Closed nitishgupta closed 6 years ago

nitishgupta commented 6 years ago

I have Tensor T = [B, T, D] of contextual word embeddings for a given piece of text. Alongside, I have a tensor S = [B, M, 2] of M-spans in this text and their representations, i.e. a tensor R = [B, M, D]. For any given span (i, j), I want to add it's representation to all the tokens in span [i : j].

Currently the solution I have is to loop over dim-1 in S (and R), and for each span, repeat the span representation to the length of the span, and add it to the corresponding slice in T.

I was wondering if somebody has a better solution in mind.

matt-gardner commented 6 years ago

Just making sure I understand the problem:

Let's say I have the sentence "The cat ate the mouse", and I have four spans: "the cat", "the cat ate", "the mouse", and "the cat ate the mouse". So each word will get either two or three span representations added to it. Yes? Something like this:

SPAN    0   1   2   3
----------------------
the     X   X       X
cat     X   X       X
ate         X       X
the             X   X
mouse           X   X

Right? What this suggests is that you want to construct a (B, T, M) shape binary tensor, which you can then multiply by your (B, M, D) tensor to get something of shape (B, T, D) that you can add to your token representations. You should be able to construct that (B, T, M) tensor using a range vector (for the token indices) and some greater than / less than operations.

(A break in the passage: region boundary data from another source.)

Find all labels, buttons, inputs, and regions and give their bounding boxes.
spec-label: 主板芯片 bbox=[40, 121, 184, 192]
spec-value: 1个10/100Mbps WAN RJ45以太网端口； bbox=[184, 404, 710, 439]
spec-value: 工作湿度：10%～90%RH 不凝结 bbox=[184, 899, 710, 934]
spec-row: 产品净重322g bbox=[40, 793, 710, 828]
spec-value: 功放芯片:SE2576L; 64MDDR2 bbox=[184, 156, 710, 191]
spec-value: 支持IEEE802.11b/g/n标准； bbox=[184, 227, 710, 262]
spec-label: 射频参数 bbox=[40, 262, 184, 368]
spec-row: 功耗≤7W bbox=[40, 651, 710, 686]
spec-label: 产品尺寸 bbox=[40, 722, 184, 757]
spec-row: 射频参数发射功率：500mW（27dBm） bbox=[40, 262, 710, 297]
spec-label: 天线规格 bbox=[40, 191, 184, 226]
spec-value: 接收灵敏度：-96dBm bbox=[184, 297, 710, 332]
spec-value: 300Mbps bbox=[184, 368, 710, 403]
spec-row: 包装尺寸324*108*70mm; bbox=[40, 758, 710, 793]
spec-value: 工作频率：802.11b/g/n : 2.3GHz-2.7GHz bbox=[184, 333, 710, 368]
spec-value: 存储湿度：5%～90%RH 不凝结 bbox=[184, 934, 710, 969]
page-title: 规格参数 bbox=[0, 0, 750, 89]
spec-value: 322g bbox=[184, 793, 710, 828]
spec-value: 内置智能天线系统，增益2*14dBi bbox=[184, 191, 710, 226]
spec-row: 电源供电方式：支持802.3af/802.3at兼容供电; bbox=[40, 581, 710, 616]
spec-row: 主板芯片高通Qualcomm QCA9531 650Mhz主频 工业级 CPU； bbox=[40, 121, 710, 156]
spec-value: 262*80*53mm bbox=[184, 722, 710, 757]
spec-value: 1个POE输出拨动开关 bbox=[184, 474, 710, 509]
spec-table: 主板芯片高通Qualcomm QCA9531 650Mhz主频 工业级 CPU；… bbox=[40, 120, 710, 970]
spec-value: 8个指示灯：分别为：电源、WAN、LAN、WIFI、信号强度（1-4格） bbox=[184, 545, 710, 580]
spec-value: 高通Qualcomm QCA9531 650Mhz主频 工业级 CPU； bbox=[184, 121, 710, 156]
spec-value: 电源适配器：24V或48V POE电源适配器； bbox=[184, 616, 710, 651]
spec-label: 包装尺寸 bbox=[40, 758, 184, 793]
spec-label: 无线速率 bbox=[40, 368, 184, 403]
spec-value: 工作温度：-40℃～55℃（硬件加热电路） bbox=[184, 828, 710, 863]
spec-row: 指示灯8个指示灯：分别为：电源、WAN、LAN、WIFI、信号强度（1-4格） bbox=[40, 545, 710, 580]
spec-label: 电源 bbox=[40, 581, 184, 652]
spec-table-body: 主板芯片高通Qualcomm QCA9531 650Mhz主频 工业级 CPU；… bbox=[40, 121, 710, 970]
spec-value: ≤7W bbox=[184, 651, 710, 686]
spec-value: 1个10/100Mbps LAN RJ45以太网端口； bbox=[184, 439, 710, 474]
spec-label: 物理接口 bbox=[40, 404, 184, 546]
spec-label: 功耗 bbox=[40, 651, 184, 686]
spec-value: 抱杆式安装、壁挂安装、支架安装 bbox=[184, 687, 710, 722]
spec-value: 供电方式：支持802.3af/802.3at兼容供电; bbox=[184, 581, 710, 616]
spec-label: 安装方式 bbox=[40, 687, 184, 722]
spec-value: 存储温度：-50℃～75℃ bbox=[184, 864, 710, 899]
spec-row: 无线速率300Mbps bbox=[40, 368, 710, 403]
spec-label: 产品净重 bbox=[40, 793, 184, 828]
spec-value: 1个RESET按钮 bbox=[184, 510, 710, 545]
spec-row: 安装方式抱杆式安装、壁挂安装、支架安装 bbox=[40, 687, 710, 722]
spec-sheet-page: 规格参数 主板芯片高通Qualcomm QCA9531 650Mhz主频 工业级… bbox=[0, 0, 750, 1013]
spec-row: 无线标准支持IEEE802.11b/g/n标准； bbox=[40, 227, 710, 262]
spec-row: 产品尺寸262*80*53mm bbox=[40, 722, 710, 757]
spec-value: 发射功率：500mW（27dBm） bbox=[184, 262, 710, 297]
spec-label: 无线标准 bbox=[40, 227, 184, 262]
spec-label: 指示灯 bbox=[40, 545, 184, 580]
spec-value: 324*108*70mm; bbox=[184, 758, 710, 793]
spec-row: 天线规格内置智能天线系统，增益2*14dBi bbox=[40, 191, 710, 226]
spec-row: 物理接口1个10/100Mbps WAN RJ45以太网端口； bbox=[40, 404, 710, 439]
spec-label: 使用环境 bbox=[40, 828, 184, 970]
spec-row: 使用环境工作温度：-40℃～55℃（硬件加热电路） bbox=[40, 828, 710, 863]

Does this make sense? (I'll add that doing this seems a little bit odd to me, but hey, maybe the model can segregate the span features into one part of the feature space, and have them be additive...)

nitishgupta commented 6 years ago

Yes, you understood the problem correctly and the solution seems correct. Thanks!

Sidenote: The actual modeling in mind is different from this, but I simplified it for the sake of easy explanation. Still, is having additive features a bad idea?

matt-gardner commented 6 years ago

I'm glad it helped! I'm closing this issue now.

And additive features aren't necessarily bad - the model can just partition the feature space so that each feature gets its own bucket, and things can work out. I've been surprised at how well it works in a number of different occasions (e.g., positional embeddings). I wouldn't trust my intuitions on this point very much - much easier to just try something and see empirically if it's a good idea.

nitishgupta commented 6 years ago

I implemented a test version of this and it works. Thanks again for the idea.